What is the goal of language learning? Well, that’s a question for another day. However, I will say that I’ve noticed many of my students seem obsessed with perfection in their language learning. They get frustrated when they make mistakes and spend hours studying in an attempt to rid their language of all mistakes. It might come as a surprise to some of them to learn that even native speakers make mistakes too.
Whenever I taught a certain grammar point, if it was one that I had recognized as a common mistake made by native speakers, I always informed my students of this. My intention was to help them relax a bit and realize that even native speakers (those they idolize in their language learning) make mistakes too and that, if they make this particular mistake, they will be understood too. In fact, sometimes speaking properly comes across as being uptight or thinking you’re better than others, showing off your education, etc. That’s not to say I encourage language students to make mistakes, and often people who speak a second language speak it better than native speakers, at least in the sense that they have the correct grammar; they may not necessarily sound like a native speaker.
Then again, it might be helpful to teach students such mistakes if they really want to speak like a native speaker. Making such mistakes and introducing slang that is based on grammatical errors could help students when interacting with other native speakers.
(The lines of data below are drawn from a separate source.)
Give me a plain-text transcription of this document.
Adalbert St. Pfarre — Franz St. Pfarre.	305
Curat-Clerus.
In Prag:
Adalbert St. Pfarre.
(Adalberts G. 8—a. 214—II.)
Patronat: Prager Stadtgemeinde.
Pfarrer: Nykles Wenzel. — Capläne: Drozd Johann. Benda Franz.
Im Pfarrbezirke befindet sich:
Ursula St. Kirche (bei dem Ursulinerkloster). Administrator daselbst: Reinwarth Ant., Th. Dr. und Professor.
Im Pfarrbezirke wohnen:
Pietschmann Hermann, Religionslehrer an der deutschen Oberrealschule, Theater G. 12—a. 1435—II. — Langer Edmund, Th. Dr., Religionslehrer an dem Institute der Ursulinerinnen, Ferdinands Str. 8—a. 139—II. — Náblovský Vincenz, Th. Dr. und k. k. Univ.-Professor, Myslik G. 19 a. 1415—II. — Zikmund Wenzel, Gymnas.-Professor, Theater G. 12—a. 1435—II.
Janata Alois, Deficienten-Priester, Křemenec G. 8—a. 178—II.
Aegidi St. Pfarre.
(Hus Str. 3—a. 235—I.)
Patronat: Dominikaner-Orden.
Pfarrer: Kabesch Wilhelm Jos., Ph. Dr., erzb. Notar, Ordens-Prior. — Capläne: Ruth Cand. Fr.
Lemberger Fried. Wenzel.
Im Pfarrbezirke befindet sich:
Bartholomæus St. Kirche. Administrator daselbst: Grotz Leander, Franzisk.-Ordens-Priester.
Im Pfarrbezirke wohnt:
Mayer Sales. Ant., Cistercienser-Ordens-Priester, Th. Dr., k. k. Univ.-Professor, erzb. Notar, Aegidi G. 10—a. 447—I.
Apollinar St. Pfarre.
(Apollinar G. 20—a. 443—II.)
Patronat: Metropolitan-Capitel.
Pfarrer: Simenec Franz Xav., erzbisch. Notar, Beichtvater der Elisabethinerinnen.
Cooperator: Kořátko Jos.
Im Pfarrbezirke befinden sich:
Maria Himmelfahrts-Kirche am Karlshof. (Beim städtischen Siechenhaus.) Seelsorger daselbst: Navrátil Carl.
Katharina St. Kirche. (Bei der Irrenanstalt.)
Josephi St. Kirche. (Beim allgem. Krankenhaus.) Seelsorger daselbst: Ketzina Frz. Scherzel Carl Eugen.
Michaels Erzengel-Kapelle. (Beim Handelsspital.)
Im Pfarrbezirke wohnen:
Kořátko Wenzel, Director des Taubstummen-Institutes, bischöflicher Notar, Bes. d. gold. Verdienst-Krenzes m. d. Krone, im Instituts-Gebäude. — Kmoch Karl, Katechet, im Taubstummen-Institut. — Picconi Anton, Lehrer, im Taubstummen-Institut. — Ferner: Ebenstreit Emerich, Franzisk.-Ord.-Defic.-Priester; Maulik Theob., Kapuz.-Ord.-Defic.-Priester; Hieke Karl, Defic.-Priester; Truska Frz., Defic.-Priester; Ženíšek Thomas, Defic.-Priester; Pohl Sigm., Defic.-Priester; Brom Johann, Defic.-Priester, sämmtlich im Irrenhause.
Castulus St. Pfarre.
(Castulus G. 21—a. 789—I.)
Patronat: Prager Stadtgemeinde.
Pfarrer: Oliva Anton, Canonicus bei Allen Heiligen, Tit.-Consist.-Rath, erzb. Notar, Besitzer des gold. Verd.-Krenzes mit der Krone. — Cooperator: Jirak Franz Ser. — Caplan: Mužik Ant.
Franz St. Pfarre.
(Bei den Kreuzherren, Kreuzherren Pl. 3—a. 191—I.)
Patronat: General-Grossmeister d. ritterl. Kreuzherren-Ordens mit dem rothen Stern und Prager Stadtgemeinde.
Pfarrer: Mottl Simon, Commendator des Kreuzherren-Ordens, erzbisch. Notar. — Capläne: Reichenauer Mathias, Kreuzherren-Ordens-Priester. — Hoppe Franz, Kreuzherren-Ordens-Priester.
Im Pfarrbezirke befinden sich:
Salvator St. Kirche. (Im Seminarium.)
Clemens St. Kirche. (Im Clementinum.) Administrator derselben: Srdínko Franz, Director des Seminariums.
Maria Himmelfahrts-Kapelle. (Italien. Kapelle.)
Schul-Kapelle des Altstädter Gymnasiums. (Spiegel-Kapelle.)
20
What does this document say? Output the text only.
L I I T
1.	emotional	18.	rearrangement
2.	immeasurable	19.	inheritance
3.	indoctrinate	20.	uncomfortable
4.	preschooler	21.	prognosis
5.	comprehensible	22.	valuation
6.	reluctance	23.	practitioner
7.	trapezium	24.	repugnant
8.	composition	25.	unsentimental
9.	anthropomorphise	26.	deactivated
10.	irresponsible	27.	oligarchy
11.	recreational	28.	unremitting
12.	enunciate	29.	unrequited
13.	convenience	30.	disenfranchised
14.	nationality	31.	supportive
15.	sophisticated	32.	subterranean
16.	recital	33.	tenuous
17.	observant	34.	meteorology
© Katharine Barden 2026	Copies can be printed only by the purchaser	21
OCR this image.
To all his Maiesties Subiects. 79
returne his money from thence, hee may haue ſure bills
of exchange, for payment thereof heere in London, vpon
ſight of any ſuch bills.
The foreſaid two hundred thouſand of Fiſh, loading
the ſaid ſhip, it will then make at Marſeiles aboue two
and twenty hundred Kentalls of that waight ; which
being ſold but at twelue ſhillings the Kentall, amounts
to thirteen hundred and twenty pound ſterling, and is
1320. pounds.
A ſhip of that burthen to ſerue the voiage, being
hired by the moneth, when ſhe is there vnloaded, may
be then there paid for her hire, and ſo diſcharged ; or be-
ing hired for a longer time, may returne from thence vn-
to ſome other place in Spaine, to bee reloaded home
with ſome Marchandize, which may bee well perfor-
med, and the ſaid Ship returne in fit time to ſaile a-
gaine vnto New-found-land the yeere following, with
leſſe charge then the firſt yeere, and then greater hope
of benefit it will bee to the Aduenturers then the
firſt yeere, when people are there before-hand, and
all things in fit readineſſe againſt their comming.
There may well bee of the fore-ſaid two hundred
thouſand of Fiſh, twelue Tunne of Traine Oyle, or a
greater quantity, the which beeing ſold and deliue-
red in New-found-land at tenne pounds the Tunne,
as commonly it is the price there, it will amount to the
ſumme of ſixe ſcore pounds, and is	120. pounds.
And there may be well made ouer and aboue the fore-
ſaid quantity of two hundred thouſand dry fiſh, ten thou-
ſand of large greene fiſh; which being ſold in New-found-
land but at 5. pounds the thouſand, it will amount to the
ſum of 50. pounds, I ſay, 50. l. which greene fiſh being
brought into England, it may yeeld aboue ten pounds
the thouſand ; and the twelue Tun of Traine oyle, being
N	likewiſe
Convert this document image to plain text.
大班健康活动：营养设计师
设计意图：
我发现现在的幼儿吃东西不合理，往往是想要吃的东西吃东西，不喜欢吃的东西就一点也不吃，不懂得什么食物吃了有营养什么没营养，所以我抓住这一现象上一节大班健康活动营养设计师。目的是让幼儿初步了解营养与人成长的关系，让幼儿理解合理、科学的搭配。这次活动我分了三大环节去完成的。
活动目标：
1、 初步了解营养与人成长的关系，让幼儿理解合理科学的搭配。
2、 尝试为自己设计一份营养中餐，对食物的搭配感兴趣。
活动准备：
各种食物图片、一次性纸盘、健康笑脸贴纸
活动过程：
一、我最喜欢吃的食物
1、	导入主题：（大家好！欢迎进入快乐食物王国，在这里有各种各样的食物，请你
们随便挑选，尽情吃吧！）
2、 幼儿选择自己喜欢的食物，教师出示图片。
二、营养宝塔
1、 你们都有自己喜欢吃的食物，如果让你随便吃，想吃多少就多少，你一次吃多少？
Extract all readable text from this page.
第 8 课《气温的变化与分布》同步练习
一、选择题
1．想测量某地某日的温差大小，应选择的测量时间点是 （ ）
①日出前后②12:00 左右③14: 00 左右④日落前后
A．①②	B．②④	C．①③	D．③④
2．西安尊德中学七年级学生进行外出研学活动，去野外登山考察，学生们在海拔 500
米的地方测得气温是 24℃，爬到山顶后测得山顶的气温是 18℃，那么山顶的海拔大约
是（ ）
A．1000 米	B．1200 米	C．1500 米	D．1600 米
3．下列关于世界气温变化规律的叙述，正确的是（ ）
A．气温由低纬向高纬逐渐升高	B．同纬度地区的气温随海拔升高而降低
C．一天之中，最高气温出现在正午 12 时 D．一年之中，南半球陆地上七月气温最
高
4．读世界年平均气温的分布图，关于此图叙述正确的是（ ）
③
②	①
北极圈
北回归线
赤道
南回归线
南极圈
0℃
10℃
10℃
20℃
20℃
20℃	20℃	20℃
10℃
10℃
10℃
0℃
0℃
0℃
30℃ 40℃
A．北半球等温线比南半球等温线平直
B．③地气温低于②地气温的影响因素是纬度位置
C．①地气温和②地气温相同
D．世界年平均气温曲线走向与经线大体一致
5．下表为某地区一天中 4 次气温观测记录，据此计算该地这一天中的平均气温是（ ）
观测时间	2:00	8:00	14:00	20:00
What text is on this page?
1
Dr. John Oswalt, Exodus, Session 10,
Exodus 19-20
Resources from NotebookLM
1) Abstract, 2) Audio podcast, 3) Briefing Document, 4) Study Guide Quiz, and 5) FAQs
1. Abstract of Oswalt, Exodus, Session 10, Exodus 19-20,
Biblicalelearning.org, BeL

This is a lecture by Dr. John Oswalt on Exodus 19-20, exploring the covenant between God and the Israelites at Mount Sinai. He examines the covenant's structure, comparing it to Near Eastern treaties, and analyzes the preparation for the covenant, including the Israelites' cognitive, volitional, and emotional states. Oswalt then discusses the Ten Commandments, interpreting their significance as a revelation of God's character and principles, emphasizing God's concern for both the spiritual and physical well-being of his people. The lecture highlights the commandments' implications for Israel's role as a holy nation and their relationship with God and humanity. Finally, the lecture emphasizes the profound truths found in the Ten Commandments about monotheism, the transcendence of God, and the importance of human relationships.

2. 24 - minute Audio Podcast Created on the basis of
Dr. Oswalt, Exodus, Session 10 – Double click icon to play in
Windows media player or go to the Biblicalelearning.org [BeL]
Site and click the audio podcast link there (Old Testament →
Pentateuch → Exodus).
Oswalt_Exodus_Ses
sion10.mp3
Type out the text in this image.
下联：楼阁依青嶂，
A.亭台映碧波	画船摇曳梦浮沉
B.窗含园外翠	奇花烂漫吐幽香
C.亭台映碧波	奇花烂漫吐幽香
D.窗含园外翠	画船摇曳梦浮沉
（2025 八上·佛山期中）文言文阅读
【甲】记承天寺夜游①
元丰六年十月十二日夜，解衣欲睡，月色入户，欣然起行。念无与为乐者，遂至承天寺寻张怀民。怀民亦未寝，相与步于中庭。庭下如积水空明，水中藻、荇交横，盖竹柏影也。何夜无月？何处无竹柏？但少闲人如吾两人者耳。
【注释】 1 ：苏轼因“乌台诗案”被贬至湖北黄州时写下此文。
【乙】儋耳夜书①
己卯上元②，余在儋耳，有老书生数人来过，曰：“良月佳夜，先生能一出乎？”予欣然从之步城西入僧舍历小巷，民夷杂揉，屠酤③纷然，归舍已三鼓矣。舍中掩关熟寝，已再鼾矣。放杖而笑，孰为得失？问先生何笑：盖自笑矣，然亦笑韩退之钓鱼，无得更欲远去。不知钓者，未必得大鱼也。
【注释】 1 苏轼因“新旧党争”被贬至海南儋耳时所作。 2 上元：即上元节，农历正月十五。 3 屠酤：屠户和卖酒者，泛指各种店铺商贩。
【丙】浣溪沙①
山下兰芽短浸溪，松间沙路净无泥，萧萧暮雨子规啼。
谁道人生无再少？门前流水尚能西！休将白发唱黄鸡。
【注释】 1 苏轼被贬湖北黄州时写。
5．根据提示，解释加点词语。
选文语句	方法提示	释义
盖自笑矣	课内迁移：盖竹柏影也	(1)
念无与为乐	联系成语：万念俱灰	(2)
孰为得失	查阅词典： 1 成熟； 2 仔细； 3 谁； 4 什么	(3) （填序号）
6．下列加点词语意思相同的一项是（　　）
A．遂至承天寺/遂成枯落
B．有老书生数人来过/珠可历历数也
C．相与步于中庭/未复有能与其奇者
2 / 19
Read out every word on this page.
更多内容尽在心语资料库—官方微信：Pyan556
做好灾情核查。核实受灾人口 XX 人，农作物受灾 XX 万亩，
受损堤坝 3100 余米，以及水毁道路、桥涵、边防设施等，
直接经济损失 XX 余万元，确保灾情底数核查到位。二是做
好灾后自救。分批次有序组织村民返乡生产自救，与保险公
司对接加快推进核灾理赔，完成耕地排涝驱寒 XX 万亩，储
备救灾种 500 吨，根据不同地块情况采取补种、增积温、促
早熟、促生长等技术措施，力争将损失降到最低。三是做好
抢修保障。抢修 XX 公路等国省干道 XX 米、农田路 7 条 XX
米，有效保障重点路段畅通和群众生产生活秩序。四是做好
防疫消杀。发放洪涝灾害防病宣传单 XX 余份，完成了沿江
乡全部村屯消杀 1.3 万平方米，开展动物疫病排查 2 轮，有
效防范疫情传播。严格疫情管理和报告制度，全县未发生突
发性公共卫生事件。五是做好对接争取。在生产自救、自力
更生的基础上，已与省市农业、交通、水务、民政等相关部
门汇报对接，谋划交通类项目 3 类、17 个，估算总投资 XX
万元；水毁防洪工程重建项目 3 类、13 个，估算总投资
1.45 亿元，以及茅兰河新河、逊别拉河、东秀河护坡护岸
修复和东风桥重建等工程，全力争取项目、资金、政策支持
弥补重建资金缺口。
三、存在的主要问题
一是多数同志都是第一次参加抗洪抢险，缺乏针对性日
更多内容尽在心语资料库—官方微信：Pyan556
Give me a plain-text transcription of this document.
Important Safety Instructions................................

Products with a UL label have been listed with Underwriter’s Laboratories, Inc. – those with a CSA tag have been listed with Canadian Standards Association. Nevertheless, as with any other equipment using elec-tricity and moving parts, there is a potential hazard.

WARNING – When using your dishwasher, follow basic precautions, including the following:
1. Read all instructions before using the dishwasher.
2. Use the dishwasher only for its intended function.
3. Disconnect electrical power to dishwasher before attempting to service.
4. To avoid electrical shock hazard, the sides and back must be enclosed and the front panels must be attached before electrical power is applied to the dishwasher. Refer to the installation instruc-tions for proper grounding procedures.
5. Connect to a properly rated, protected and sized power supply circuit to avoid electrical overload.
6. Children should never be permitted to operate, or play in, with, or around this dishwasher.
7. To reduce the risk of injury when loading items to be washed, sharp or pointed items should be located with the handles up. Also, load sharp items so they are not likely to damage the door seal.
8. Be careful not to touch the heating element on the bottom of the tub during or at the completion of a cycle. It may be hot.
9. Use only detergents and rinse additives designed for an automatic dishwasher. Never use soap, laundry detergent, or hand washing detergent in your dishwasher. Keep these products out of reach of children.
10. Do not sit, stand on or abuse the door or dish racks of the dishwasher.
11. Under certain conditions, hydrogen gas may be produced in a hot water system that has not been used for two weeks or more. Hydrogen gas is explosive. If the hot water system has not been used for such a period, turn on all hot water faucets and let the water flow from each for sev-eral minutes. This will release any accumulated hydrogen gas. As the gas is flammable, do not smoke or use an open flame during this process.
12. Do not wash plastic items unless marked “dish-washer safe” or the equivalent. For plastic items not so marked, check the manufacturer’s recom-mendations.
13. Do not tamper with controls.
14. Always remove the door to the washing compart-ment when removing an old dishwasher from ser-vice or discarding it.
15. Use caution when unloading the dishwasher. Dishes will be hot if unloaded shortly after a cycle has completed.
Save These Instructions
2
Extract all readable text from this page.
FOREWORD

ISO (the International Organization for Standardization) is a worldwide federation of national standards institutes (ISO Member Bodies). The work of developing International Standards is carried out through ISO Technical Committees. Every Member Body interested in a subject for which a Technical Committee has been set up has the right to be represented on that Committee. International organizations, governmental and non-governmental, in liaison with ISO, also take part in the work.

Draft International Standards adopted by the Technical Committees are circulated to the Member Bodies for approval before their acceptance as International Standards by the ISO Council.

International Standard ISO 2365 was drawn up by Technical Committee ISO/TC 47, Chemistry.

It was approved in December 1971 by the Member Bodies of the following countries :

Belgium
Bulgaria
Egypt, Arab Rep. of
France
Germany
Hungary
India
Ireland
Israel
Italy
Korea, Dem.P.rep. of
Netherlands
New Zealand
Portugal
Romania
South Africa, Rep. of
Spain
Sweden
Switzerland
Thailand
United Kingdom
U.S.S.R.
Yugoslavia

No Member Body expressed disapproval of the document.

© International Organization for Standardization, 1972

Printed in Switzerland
But, again, that’s a question for another day.
Anyway, I got to wondering why native speakers make these mistakes. Of course, one possible reason is lack of education. Native speakers don’t grow up learning their language in an academic setting; they just seem to pick it up. Therefore, many probably don’t even know that they’re making a mistake. This would then mean that they’re making an error, not a mistake, because they haven’t yet learned what is correct.
The issue of mistakes/errors is also closely linked to the issue of fluency which I previously discussed. Does making mistakes or having errors mean you’re not fluent? In the school where I worked the emphasis was on communication, not perfection. Many people aren’t “fluent” in a language and can still communicate effectively and get their point across. Some might argue that even native speakers make numerous errors and are still understood perfectly well and no one would think that they’re not a native speaker.
Problems might come when such errors impede communication and understanding. I’ve noticed that most of these problems occur in written English as opposed to spoken English. Most of these problems are related to spelling or involve words that are similar but have different meanings. In spoken English, the most popular mistakes I’ve come across are a tendency to say “there is” plus a plural instead of “there are” and using “good” instead of “well.” Due to the fact that most people don’t know that it’s an error, there is often no misunderstanding. Those who do know it’s an error also understand. So is this really a problem?
I also got to thinking about other languages. Do they also have such mistakes? In my studies of Russian I’ve come across some technical mistakes that I’ve heard spoken in everyday Russian. Are the reasons for this the same? Do all languages have this trait? Why do we teach perfect grammar instead of the true, spoken language? Should we adapt grammar rules to accommodate this?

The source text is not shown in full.